Blog
The Trial of Trial Periods
September 15, 2017

When, in 2009, the Employment Relations Act was amended to allow employers a “free sample” of a new employee, dire predictions were made. On the one hand, employee advocates predicted the end of employment security as we know it, and lower mobility, while on the other, employer representatives claimed this would provide the necessary confidence to dramatically boost employment. Probably, neither have occurred to any measurable degree, despite some statistics suggesting that up to 70% of new employment agreements contain a trial period. However, the last eight years have produced considerable work for employment lawyers.
The purpose of s67A and 67B of the Employment Relations Act is to allow an agreement to limit an employee’s right to take a personal grievance claim for an unjustified dismissal if it occurs within the first weeks of their employment.

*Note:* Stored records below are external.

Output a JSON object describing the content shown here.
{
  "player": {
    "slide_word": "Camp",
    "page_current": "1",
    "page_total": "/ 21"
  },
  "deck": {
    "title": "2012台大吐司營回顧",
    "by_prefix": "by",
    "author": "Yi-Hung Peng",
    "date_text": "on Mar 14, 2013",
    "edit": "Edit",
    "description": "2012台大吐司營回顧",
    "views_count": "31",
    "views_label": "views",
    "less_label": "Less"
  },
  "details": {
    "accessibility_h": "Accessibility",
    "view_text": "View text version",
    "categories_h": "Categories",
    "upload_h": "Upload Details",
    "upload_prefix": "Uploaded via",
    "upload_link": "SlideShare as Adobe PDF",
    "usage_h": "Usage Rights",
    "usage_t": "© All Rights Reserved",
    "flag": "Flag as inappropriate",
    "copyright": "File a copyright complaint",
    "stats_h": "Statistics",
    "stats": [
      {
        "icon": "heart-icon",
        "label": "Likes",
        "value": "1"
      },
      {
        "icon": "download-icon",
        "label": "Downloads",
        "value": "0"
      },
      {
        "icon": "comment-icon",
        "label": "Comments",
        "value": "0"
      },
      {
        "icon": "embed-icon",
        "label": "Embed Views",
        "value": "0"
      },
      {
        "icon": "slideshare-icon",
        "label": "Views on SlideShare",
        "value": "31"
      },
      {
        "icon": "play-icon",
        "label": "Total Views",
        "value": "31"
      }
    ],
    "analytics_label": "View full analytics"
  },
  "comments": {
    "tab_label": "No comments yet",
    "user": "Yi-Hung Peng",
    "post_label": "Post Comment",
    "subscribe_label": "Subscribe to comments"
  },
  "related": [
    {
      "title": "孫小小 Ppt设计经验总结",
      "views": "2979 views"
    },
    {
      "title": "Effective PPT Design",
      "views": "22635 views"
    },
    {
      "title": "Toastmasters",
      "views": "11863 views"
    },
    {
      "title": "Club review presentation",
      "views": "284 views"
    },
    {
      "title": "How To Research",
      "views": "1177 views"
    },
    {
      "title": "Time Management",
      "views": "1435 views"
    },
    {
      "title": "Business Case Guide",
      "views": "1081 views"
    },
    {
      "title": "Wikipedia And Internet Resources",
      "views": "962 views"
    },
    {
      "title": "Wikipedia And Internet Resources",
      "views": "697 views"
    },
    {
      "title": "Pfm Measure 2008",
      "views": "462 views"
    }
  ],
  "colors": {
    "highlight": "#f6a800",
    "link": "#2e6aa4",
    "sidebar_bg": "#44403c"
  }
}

Given that it takes away rights, the sections have some rules which must be met for the trial period to be effective. In particular:
- The trial period agreement must be in writing
- The trial period may not be longer than 90 days
- The employee may not have previously been employed by the employer
- The employee may not be treated differently to an employee without a trial period
All of that seems fairly straight forward, but alas, things are seldom as they seem! It is a well-established principle of law that rules which limit someone’s access to justice (eg the right to challenge a dismissal) must be interpreted strictly. Because of that, since trial periods have been available the Court has minutely examined the circumstances of any trial period agreement that comes before it. As a result, there are now a bunch of extra rules to bear in mind. These include:
- If the agreement is signed sometime after the employee has started work, they are no longer a “new employee” and there can not be a trial period – so an employment agreement must be signed by both parties before the employee’s first day on the job
- If an oral offer of employment is made and accepted, a trial period will not be valid
in the written agreement unless the employee also accepted that at the time of the oral offer – because they were an employee at the time of the oral contract and not a new employee at the time of the written agreement
- If the employment agreement provides for notice in writing, then a dismissal in accordance with the trial period must be made in writing. If no written notice is given (where required), then the trial period is not an effective defense to a dismissal claim
- Although you are not required to give written reasons, failure to explain why you are dismissing in reliance on the trial period may be a breach of good faith and give rise to other (allowed) personal grievances. You may be required to provide feedback, or to manage performance concerns throughout the trial period.
The upshot? Trial periods are complex, require deliberate thought and careful management. If you employ people or are employed subject to a trial period it pays to take advice.